Publishing is fully automated via GitHub Actions and `publish-pypi.yml`.

### 1. Update version

```bash
make release version=0.1.X
```

This:

* updates `pyproject.toml`
* updates `terraflow/__init__.py`
* commits version bump
* tags release
* pushes tag → triggers PyPI publish

### 2. GitHub Action builds & uploads:

* wheel (`.whl`)
* source distribution (`.tar.gz`)

No manual PyPI login required.

## Configuration (Pydantic v2)

TerraFlow uses Pydantic v2 for typed config:

```python
from pydantic import BaseModel

class WorkflowConfig(BaseModel):
    input_raster: str
    roi_path: str
    climate_source: str
    output_dir: str = "outputs"

    model_config = {
        "extra": "forbid",
        "validate_default": True
    }
```

A typical YAML config:

```yaml
input_raster: "examples/sample_data/soil.tif"
roi_path: "examples/sample_data/roi.geojson"
climate_source: "era5"
output_dir: "outputs"
```

## Architecture

TerraFlow follows clean architecture principles with clear separation of concerns:

### Core Modules

- **cli.py**: Command-line interface with argument parsing and error handling
- **config.py**: Pydantic v2 models for configuration validation
- **climate.py**: Climate data interpolation with spatial and index-based strategies
- **geo.py**: Geospatial operations (raster I/O, ROI clipping, coordinate validation)
- **ingest.py**: Data ingestion and preprocessing
- **model.py**: Core modeling logic
- **pipeline.py**: Workflow orchestration and execution
- **stats.py**: Statistical analysis and aggregation
- **viz.py**: Visualization generation with Plotly
- **utils.py**: Utility functions and helpers

### Architecture Decision Records

Key design decisions are documented in ADRs:

- **ADR-001**: Band selection strategy for multi-band rasters
- **ADR-002**: Bounding box vs polygon ROI support
- **ADR-003**: Climate interpolation strategies (spatial vs index-based)

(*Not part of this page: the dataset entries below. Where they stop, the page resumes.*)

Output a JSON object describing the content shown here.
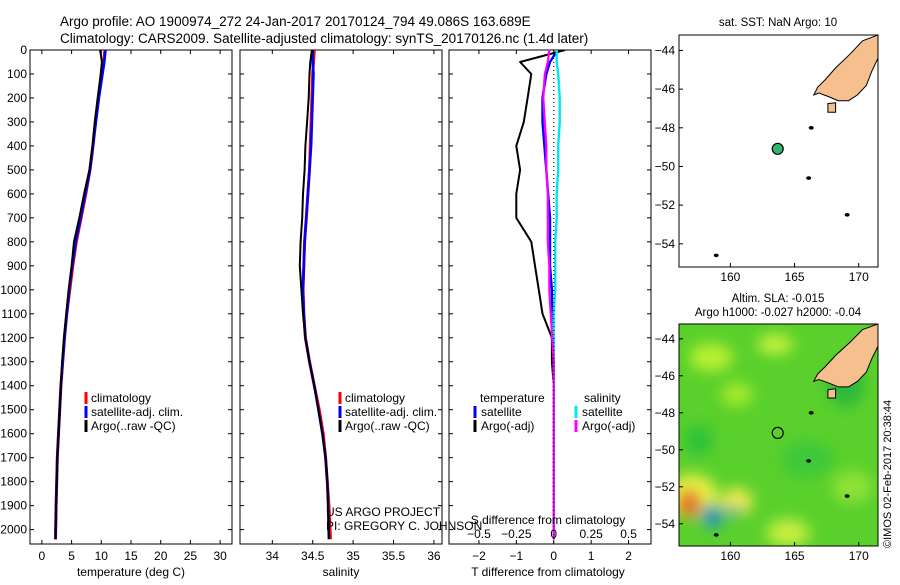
{
  "header": {
    "line1": "Argo profile: AO 1900974_272 24-Jan-2017 20170124_794 49.086S 163.689E",
    "line2": "Climatology: CARS2009. Satellite-adjusted climatology: synTS_20170126.nc (1.4d later)"
  },
  "colors": {
    "climatology": "#ff0000",
    "satellite": "#0000ff",
    "argo": "#000000",
    "sal_satellite": "#00e5ee",
    "sal_argo": "#ff00ff",
    "land": "#f6c08e",
    "argo_marker": "#2eb86b"
  },
  "project": {
    "line1": "US ARGO PROJECT",
    "line2": "PI: GREGORY C. JOHNSON"
  },
  "side_label": "©IMOS 02-Feb-2017 20:38:44",
  "chart_data": [
    {
      "id": "temperature",
      "type": "line",
      "xlabel": "temperature (deg C)",
      "xlim": [
        -2,
        32
      ],
      "xticks": [
        0,
        5,
        10,
        15,
        20,
        25,
        30
      ],
      "xtick_labels": [
        "0",
        "5",
        "10",
        "15",
        "20",
        "25",
        "30"
      ],
      "ylim": [
        0,
        2060
      ],
      "yticks": [
        0,
        100,
        200,
        300,
        400,
        500,
        600,
        700,
        800,
        900,
        1000,
        1100,
        1200,
        1300,
        1400,
        1500,
        1600,
        1700,
        1800,
        1900,
        2000
      ],
      "ytick_labels": [
        "0",
        "100",
        "200",
        "300",
        "400",
        "500",
        "600",
        "700",
        "800",
        "900",
        "1000",
        "1100",
        "1200",
        "1300",
        "1400",
        "1500",
        "1600",
        "1700",
        "1800",
        "1900",
        "2000"
      ],
      "legend": [
        "climatology",
        "satellite-adj. clim.",
        "Argo(..raw -QC)"
      ],
      "series": [
        {
          "name": "climatology",
          "color": "#ff0000",
          "x": [
            10.6,
            10.4,
            10.1,
            9.5,
            9.0,
            8.6,
            8.1,
            7.4,
            6.6,
            5.8,
            5.2,
            4.7,
            4.2,
            3.8,
            3.5,
            3.2,
            3.0,
            2.8,
            2.6,
            2.5,
            2.4,
            2.3
          ],
          "depth": [
            0,
            50,
            100,
            200,
            300,
            400,
            500,
            600,
            700,
            800,
            900,
            1000,
            1100,
            1200,
            1300,
            1400,
            1500,
            1600,
            1700,
            1800,
            1900,
            2040
          ]
        },
        {
          "name": "satellite-adj. clim.",
          "color": "#0000ff",
          "x": [
            10.7,
            10.5,
            10.2,
            9.6,
            9.1,
            8.6,
            8.1,
            7.3,
            6.5,
            5.7,
            5.1,
            4.6,
            4.2,
            3.8,
            3.5,
            3.2,
            3.0,
            2.8,
            2.6,
            2.5,
            2.4,
            2.3
          ],
          "depth": [
            0,
            50,
            100,
            200,
            300,
            400,
            500,
            600,
            700,
            800,
            900,
            1000,
            1100,
            1200,
            1300,
            1400,
            1500,
            1600,
            1700,
            1800,
            1900,
            2040
          ]
        },
        {
          "name": "Argo(..raw -QC)",
          "color": "#000000",
          "x": [
            9.8,
            10.1,
            9.9,
            9.4,
            8.9,
            8.5,
            8.0,
            7.1,
            6.3,
            5.4,
            5.0,
            4.5,
            4.1,
            3.7,
            3.4,
            3.2,
            3.0,
            2.8,
            2.6,
            2.5,
            2.4,
            2.3
          ],
          "depth": [
            0,
            50,
            100,
            200,
            300,
            400,
            500,
            600,
            700,
            800,
            900,
            1000,
            1100,
            1200,
            1300,
            1400,
            1500,
            1600,
            1700,
            1800,
            1900,
            2040
          ]
        }
      ]
    },
    {
      "id": "salinity",
      "type": "line",
      "xlabel": "salinity",
      "xlim": [
        33.6,
        36.1
      ],
      "xticks": [
        34,
        34.5,
        35,
        35.5,
        36
      ],
      "xtick_labels": [
        "34",
        "34.5",
        "35",
        "35.5",
        "36"
      ],
      "ylim": [
        0,
        2060
      ],
      "legend": [
        "climatology",
        "satellite-adj. clim.",
        "Argo(..raw -QC)"
      ],
      "series": [
        {
          "name": "climatology",
          "color": "#ff0000",
          "x": [
            34.52,
            34.51,
            34.5,
            34.49,
            34.48,
            34.47,
            34.46,
            34.44,
            34.42,
            34.4,
            34.39,
            34.38,
            34.39,
            34.41,
            34.46,
            34.52,
            34.58,
            34.63,
            34.66,
            34.68,
            34.7,
            34.72
          ],
          "depth": [
            0,
            50,
            100,
            200,
            300,
            400,
            500,
            600,
            700,
            800,
            900,
            1000,
            1100,
            1200,
            1300,
            1400,
            1500,
            1600,
            1700,
            1800,
            1900,
            2040
          ]
        },
        {
          "name": "satellite-adj. clim.",
          "color": "#0000ff",
          "x": [
            34.5,
            34.5,
            34.51,
            34.5,
            34.49,
            34.48,
            34.46,
            34.44,
            34.42,
            34.4,
            34.39,
            34.38,
            34.39,
            34.41,
            34.46,
            34.52,
            34.57,
            34.62,
            34.66,
            34.68,
            34.69,
            34.7
          ],
          "depth": [
            0,
            50,
            100,
            200,
            300,
            400,
            500,
            600,
            700,
            800,
            900,
            1000,
            1100,
            1200,
            1300,
            1400,
            1500,
            1600,
            1700,
            1800,
            1900,
            2040
          ]
        },
        {
          "name": "Argo(..raw -QC)",
          "color": "#000000",
          "x": [
            34.49,
            34.47,
            34.46,
            34.45,
            34.43,
            34.41,
            34.4,
            34.38,
            34.37,
            34.35,
            34.34,
            34.36,
            34.38,
            34.41,
            34.46,
            34.52,
            34.57,
            34.62,
            34.66,
            34.68,
            34.69,
            34.7
          ],
          "depth": [
            0,
            50,
            100,
            200,
            300,
            400,
            500,
            600,
            700,
            800,
            900,
            1000,
            1100,
            1200,
            1300,
            1400,
            1500,
            1600,
            1700,
            1800,
            1900,
            2040
          ]
        }
      ]
    },
    {
      "id": "difference",
      "type": "line",
      "xlabel": "T difference from climatology",
      "xlim": [
        -2.8,
        2.6
      ],
      "xticks": [
        -2,
        -1,
        0,
        1,
        2
      ],
      "xtick_labels": [
        "−2",
        "−1",
        "0",
        "1",
        "2"
      ],
      "top_xlabel": "S difference from climatology",
      "top_xticks": [
        -0.5,
        -0.25,
        0,
        0.25,
        0.5
      ],
      "top_xtick_labels": [
        "−0.5",
        "−0.25",
        "0",
        "0.25",
        "0.5"
      ],
      "top_xlim": [
        -0.7,
        0.65
      ],
      "ylim": [
        0,
        2060
      ],
      "legend_left_title": "temperature",
      "legend_right_title": "salinity",
      "legend": [
        "satellite",
        "Argo(-adj)",
        "satellite",
        "Argo(-adj)"
      ],
      "series": [
        {
          "name": "T satellite",
          "color": "#0000ff",
          "x": [
            0.1,
            -0.1,
            -0.2,
            -0.3,
            -0.3,
            -0.25,
            -0.2,
            -0.15,
            -0.1,
            -0.1,
            -0.1,
            -0.05,
            -0.05,
            0,
            0,
            0,
            0,
            0,
            0,
            0,
            0,
            0
          ],
          "depth": [
            0,
            50,
            100,
            200,
            300,
            400,
            500,
            600,
            700,
            800,
            900,
            1000,
            1100,
            1200,
            1300,
            1400,
            1500,
            1600,
            1700,
            1800,
            1900,
            2040
          ]
        },
        {
          "name": "T Argo(-adj)",
          "color": "#000000",
          "x": [
            0.3,
            -0.9,
            -0.6,
            -0.7,
            -0.8,
            -1.0,
            -0.9,
            -1.0,
            -1.0,
            -0.6,
            -0.5,
            -0.4,
            -0.3,
            -0.05,
            -0.05,
            0,
            0,
            0,
            0,
            0,
            0,
            0
          ],
          "depth": [
            0,
            50,
            100,
            200,
            300,
            400,
            500,
            600,
            700,
            800,
            900,
            1000,
            1100,
            1200,
            1300,
            1400,
            1500,
            1600,
            1700,
            1800,
            1900,
            2040
          ]
        },
        {
          "name": "S satellite",
          "color": "#00e5ee",
          "x": [
            0.02,
            0.02,
            0.03,
            0.04,
            0.04,
            0.03,
            0.03,
            0.02,
            0.02,
            0.01,
            0.01,
            0.01,
            0.0,
            0.0,
            0.0,
            0.0,
            0.0,
            0.0,
            0.0,
            0.0,
            0.0,
            0.0
          ],
          "depth": [
            0,
            50,
            100,
            200,
            300,
            400,
            500,
            600,
            700,
            800,
            900,
            1000,
            1100,
            1200,
            1300,
            1400,
            1500,
            1600,
            1700,
            1800,
            1900,
            2040
          ]
        },
        {
          "name": "S Argo(-adj)",
          "color": "#ff00ff",
          "x": [
            -0.03,
            -0.04,
            -0.06,
            -0.07,
            -0.06,
            -0.05,
            -0.05,
            -0.04,
            -0.04,
            -0.04,
            -0.03,
            -0.03,
            -0.02,
            -0.01,
            0,
            0,
            0,
            0,
            0,
            0,
            0,
            0
          ],
          "depth": [
            0,
            50,
            100,
            200,
            300,
            400,
            500,
            600,
            700,
            800,
            900,
            1000,
            1100,
            1200,
            1300,
            1400,
            1500,
            1600,
            1700,
            1800,
            1900,
            2040
          ]
        }
      ]
    },
    {
      "id": "map_sst",
      "type": "scatter",
      "title": "sat. SST: NaN  Argo: 10",
      "xlim": [
        156,
        171.5
      ],
      "ylim": [
        -55.2,
        -43.2
      ],
      "xticks": [
        160,
        165,
        170
      ],
      "xtick_labels": [
        "160",
        "165",
        "170"
      ],
      "yticks": [
        -44,
        -46,
        -48,
        -50,
        -52,
        -54
      ],
      "ytick_labels": [
        "−44",
        "−46",
        "−48",
        "−50",
        "−52",
        "−54"
      ],
      "argo_position": {
        "lon": 163.689,
        "lat": -49.086
      }
    },
    {
      "id": "map_sla",
      "type": "heatmap",
      "title_line1": "Altim. SLA: -0.015",
      "title_line2": "Argo h1000: -0.027  h2000: -0.04",
      "xlim": [
        156,
        171.5
      ],
      "ylim": [
        -55.2,
        -43.2
      ],
      "xticks": [
        160,
        165,
        170
      ],
      "xtick_labels": [
        "160",
        "165",
        "170"
      ],
      "yticks": [
        -44,
        -46,
        -48,
        -50,
        -52,
        -54
      ],
      "ytick_labels": [
        "−44",
        "−46",
        "−48",
        "−50",
        "−52",
        "−54"
      ],
      "argo_position": {
        "lon": 163.689,
        "lat": -49.086
      }
    }
  ]
}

See `docs/architecture/` for detailed ADRs.

## Roadmap

See [FEATURE_ROADMAP.md](FEATURE_ROADMAP.md) and [docs/ROADMAP.md](docs/ROADMAP.md) for detailed feature planning.

**Planned enhancements:**
* Multiple crop models support
* Calibration and uncertainty quantification modules
* Enhanced geospatial visualization
* Improved CLI templates and pipeline configurability
* Performance optimization for large-scale rasters
* Additional interpolation methods

## Contributing

Contributions are welcome! See [docs/contributing.md](docs/contributing.md) for guidelines.

## Citation

If you use TerraFlow in your research, please cite our JOSS paper (manuscript in preparation).

## License

MIT License — free for academic, commercial, and open-source use.